Because of the state's underlying geology, the Susquehanna River and its tributaries above Conewago Falls were more navigable than the lower river. Upstream, keelboats and Durham boats could transport cargo on these streams, but the Susquehanna's last 50 mi or so to the Chesapeake Bay were fast, shallow, and rocky. Until completion of the Conewago Canal, most boats stopped at Middletown, unloading cargoes of lumber, wheat, and iron for shipment to Philadelphia over 100 mi of poor road. Middletown, on the east bank of the river, and York Haven on the west bank became important flour milling centers because shipping barrels of flour in wagons from the Susquehanna Valley to Philadelphia or Baltimore was less expensive than shipping unmilled loads of wheat. In 1791, the Pennsylvania legislature authorized funds to improve navigation on the Susquehanna River above Columbia to enhance trade to and from Philadelphia. Though privately funded, the Conewago Canal became part of these general plans.
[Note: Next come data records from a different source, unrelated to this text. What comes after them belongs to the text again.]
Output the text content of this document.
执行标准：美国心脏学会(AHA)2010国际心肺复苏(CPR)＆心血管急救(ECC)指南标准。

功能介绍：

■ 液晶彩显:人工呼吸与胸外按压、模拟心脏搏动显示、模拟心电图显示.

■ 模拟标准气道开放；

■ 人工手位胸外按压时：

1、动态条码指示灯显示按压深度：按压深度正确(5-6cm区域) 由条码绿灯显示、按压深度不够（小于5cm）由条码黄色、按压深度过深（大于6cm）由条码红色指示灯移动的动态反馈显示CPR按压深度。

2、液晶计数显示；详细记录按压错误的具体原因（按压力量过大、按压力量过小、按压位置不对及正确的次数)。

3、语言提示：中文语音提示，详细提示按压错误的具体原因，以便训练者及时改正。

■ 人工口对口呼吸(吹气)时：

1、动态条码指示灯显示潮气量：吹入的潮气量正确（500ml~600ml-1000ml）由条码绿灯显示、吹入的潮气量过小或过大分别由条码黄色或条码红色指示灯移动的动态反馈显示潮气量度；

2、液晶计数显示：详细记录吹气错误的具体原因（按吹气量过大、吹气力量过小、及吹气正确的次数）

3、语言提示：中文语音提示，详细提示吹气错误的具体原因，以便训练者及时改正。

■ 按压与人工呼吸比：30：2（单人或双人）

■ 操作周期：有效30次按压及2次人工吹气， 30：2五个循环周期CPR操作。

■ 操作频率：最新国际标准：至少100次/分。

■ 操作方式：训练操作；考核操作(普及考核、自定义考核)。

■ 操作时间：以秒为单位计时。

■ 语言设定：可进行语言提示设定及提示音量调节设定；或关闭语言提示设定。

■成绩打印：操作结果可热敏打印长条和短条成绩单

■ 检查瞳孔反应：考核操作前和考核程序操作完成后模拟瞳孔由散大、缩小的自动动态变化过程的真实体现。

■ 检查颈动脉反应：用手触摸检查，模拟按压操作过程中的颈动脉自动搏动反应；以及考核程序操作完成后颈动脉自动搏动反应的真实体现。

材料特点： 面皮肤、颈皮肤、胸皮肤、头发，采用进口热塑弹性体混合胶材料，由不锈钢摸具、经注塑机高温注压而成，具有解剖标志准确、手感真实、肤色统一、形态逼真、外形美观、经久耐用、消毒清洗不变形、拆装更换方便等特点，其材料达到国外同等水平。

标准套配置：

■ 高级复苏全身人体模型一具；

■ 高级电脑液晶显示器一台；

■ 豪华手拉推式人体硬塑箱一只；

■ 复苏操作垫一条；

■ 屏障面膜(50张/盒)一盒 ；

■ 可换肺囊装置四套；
Pennsylvania's plans for east–west trade also included an improved highway, the Philadelphia and Lancaster Turnpike, 64 mi of stone and gravel built by a private company in 1794. An extension of 10 mi from Lancaster to Columbia and the Susquehanna River was added in 1803. After 1797, boats could use the Conewago Canal to bypass the rough water and continue to Columbia, where cargoes were unloaded for shipment by wagon. After 1803, improved road went all the way from Columbia to Philadelphia.